Last March a meteor was seen to explode above the earth with ten times the force of the atomic bomb dropped on Hiroshima. It is said to be the biggest since a meteor exploded, above the Russian town of Chelyabinsk seven years ago, weighing 11,000 tons and which screamed into the earth’s atmosphere at 41,000 mph before exploding. This latest fireball hit at 11.50 pm on 28 December, 16 miles above the Baring Sea, in the far north of the Pacific Ocean connecting Asia and North America.
Despite exploding with such force, it was only spotted last March by a meteor scientist from the University of Western Ontario, Canada. Professor Peter Brown noticed the meteor in measurements picked up by at least 16 monitoring stations. ‘Impacts with this energy occurs somewhere on earth every few decades on average,’ he wrote on Twitter. The meteor is said to have been 10 metres across, with a mass of 1,400 tons. The massive fireball it caused came from energy the equivalent of 173 kilotons of the explosive TNT. Japan’s Himawari satellite caught the smoke trail which was almost vertical, showing the meteor entering the atmosphere extremely steeply.
Dr Simon Proud, from Oxford University, also posted pictures of the fireball, writing: ‘The meteor is really clear here – bright orange fireball against the blue and white background. This was over 10 times more powerful than Hiroshima, but it went unnoticed – that’s quite amazing. The meteor seems to have arrived with no warning and with all the sensors, we did not see it. Technology is improving but we have a long way to go before we can detect all meteor hazards heading our way.’

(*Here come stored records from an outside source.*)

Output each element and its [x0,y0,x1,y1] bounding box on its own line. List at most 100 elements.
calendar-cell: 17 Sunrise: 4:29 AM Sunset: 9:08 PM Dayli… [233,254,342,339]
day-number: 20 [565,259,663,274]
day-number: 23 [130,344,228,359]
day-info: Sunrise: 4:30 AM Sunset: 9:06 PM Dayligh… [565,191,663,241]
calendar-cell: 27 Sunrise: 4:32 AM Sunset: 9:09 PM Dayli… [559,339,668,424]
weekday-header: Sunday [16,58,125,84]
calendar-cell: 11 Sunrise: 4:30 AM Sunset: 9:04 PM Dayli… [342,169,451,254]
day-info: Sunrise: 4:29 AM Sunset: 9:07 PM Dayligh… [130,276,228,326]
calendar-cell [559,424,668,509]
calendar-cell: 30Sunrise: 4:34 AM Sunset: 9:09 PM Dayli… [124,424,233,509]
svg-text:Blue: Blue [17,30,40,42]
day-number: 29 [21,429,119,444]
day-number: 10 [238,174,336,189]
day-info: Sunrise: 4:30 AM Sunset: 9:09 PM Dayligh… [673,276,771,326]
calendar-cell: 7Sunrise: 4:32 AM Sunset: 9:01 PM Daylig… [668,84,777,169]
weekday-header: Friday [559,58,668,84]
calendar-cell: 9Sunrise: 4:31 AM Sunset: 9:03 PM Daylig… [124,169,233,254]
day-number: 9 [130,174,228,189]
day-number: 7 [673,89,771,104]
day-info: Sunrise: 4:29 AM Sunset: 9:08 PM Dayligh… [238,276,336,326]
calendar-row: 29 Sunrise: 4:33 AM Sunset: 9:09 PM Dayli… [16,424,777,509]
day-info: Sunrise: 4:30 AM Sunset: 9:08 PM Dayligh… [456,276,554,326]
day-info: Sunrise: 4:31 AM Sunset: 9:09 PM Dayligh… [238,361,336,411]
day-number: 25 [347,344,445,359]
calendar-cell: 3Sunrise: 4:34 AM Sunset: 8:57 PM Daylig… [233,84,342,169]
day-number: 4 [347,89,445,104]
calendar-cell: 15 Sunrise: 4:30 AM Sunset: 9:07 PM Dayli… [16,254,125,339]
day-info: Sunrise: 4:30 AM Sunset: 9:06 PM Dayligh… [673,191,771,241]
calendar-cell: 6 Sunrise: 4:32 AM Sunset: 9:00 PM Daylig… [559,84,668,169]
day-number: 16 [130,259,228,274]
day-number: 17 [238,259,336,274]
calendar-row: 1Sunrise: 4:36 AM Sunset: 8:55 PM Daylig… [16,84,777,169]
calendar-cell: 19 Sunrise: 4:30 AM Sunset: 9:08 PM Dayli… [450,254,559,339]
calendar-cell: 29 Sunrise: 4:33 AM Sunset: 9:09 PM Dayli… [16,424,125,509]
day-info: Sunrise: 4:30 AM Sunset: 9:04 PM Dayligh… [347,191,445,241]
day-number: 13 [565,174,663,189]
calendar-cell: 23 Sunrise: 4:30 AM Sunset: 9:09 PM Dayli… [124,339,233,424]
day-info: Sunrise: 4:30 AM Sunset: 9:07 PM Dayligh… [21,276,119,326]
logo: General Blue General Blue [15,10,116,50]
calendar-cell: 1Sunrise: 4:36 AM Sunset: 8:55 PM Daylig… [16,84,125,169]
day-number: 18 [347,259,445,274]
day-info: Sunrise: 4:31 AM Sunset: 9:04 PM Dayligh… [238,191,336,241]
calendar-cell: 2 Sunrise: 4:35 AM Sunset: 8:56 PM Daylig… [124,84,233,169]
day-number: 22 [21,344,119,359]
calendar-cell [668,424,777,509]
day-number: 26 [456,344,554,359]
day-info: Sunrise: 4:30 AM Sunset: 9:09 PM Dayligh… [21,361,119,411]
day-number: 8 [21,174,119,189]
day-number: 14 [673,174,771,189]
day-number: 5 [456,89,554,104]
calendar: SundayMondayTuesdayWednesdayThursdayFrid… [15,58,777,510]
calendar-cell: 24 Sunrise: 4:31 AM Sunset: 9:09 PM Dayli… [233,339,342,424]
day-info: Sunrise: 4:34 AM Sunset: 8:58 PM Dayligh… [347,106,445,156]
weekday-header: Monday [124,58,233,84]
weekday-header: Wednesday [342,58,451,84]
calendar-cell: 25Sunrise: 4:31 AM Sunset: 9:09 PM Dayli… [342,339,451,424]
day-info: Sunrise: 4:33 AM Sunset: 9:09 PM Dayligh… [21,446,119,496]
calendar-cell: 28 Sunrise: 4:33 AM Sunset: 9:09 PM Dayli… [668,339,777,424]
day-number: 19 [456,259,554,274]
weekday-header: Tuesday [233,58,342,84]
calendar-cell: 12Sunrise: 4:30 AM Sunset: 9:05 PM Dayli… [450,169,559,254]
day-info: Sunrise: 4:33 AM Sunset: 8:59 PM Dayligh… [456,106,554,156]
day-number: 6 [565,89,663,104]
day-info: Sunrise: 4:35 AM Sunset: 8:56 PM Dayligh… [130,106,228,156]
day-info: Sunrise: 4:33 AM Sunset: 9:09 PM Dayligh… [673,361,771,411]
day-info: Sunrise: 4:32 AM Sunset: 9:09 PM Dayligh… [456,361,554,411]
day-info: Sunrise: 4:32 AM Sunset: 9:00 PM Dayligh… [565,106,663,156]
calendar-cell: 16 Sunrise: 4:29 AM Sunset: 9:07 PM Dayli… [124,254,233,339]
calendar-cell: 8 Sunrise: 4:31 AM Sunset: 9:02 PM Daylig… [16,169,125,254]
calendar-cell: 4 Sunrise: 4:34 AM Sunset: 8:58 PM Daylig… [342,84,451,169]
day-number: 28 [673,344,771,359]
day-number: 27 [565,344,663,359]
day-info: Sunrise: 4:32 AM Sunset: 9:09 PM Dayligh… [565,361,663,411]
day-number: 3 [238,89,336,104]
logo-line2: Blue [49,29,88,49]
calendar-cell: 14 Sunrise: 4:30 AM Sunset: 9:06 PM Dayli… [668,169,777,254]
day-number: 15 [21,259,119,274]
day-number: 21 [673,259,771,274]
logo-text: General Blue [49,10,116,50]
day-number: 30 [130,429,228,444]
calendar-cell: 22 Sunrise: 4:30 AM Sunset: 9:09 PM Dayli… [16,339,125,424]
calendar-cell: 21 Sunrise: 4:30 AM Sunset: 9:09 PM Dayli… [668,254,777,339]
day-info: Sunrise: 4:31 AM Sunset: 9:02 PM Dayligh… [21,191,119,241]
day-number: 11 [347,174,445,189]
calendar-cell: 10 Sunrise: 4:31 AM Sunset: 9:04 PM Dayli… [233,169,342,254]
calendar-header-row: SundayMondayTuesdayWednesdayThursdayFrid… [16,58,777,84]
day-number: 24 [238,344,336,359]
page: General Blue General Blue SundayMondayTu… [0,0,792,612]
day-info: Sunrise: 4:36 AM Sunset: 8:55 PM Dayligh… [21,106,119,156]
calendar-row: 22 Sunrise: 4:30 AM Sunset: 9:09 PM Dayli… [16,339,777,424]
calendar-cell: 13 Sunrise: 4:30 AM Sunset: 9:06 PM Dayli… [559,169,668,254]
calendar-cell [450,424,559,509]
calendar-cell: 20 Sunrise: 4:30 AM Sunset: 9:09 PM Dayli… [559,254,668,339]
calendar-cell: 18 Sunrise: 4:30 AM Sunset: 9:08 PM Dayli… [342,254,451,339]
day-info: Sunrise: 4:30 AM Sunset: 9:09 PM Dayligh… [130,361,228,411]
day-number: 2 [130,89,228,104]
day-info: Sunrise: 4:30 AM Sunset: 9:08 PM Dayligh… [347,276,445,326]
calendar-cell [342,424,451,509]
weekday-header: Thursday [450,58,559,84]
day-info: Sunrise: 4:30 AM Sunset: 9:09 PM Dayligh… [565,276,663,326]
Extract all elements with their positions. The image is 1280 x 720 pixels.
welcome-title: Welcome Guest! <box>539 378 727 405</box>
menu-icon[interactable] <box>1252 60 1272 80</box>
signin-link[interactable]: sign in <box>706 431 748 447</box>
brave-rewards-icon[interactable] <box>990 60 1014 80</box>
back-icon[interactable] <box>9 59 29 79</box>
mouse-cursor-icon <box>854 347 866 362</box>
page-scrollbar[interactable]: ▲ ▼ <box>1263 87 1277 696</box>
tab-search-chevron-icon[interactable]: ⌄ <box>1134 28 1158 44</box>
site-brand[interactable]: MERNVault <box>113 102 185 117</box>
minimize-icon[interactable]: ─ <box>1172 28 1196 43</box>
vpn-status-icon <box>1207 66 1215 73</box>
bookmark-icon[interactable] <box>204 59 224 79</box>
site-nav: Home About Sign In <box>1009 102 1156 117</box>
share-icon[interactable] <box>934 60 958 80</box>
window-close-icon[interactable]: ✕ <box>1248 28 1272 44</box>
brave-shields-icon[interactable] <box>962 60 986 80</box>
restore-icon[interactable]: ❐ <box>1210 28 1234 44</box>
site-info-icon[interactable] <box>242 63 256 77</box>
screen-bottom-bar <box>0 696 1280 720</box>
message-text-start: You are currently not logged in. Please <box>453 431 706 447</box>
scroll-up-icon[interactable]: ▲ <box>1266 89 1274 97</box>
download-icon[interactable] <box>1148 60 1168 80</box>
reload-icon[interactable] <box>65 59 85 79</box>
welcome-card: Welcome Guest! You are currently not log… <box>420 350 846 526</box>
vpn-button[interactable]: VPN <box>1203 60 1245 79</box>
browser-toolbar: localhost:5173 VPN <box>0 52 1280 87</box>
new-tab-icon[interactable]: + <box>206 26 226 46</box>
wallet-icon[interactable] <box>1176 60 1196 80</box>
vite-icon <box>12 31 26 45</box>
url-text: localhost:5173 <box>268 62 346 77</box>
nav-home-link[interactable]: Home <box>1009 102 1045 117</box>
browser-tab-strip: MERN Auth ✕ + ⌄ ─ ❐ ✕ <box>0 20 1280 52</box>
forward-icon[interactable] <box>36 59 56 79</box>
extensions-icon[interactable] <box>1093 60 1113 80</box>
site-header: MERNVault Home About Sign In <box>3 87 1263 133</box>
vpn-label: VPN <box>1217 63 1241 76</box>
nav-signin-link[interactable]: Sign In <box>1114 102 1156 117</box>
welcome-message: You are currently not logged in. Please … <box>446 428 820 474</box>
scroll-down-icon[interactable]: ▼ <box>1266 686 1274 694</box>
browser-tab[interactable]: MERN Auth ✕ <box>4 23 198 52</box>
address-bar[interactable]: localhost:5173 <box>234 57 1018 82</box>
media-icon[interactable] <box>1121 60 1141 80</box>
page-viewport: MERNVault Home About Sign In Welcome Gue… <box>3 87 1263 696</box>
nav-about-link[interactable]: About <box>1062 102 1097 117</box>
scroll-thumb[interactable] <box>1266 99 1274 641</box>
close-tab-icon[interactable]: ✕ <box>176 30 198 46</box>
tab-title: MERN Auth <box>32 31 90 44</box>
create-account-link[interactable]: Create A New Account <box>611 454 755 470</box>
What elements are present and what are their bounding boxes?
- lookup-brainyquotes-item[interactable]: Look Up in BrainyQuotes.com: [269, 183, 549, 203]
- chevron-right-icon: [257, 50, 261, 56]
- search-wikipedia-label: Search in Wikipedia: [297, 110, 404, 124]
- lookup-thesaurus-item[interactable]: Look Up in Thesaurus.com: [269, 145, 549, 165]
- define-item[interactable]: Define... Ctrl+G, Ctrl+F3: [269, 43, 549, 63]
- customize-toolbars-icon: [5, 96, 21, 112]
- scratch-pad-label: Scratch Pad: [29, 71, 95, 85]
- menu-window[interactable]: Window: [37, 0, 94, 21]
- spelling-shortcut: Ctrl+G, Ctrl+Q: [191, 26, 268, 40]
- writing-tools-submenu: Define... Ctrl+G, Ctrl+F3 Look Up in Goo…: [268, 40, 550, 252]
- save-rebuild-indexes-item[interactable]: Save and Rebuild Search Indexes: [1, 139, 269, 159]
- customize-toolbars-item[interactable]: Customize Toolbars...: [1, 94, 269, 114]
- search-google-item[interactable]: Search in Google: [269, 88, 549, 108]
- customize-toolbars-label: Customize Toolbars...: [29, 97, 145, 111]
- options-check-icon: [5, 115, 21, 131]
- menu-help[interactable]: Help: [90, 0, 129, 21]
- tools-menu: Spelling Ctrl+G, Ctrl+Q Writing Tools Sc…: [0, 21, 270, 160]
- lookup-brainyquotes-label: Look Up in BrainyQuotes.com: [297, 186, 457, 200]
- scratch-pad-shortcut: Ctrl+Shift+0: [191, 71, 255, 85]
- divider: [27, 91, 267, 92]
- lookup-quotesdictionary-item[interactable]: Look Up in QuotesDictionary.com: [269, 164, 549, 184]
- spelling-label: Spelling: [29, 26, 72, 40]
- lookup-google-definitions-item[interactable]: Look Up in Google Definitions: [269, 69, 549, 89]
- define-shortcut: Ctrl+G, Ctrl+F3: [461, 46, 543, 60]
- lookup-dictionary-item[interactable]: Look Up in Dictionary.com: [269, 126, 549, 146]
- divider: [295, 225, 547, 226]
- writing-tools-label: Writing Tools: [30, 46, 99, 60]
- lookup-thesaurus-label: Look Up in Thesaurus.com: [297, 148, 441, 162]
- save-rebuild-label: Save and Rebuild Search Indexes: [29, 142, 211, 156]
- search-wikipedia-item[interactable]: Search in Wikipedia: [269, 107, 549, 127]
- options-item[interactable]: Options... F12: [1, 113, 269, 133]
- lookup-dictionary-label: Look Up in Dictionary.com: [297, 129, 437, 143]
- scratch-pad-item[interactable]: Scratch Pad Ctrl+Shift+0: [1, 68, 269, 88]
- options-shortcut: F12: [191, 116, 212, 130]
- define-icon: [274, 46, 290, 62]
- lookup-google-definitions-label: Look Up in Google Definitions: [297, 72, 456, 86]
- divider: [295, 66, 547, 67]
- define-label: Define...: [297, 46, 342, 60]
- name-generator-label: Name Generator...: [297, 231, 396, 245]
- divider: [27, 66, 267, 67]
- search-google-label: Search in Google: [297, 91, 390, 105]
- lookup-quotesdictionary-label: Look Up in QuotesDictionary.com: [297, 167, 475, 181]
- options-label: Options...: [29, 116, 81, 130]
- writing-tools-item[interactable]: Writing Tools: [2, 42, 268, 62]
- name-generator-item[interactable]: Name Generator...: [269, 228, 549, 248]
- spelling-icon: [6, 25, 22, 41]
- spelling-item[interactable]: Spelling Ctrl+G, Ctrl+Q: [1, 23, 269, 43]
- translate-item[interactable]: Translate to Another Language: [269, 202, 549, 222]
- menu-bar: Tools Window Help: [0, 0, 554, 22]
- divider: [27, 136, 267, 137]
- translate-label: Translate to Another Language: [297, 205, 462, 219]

What a frightening prospect if such a meteor of this unbelievable force were to hit the earth especially a huge city like London or New York with such devastating consequences. We must never ignore the forces of nature to which we are exposed at any time and that can bring havoc and destruction at a level which perhaps we’ve never seen so far.
Let’s pray the Lord that this never happens.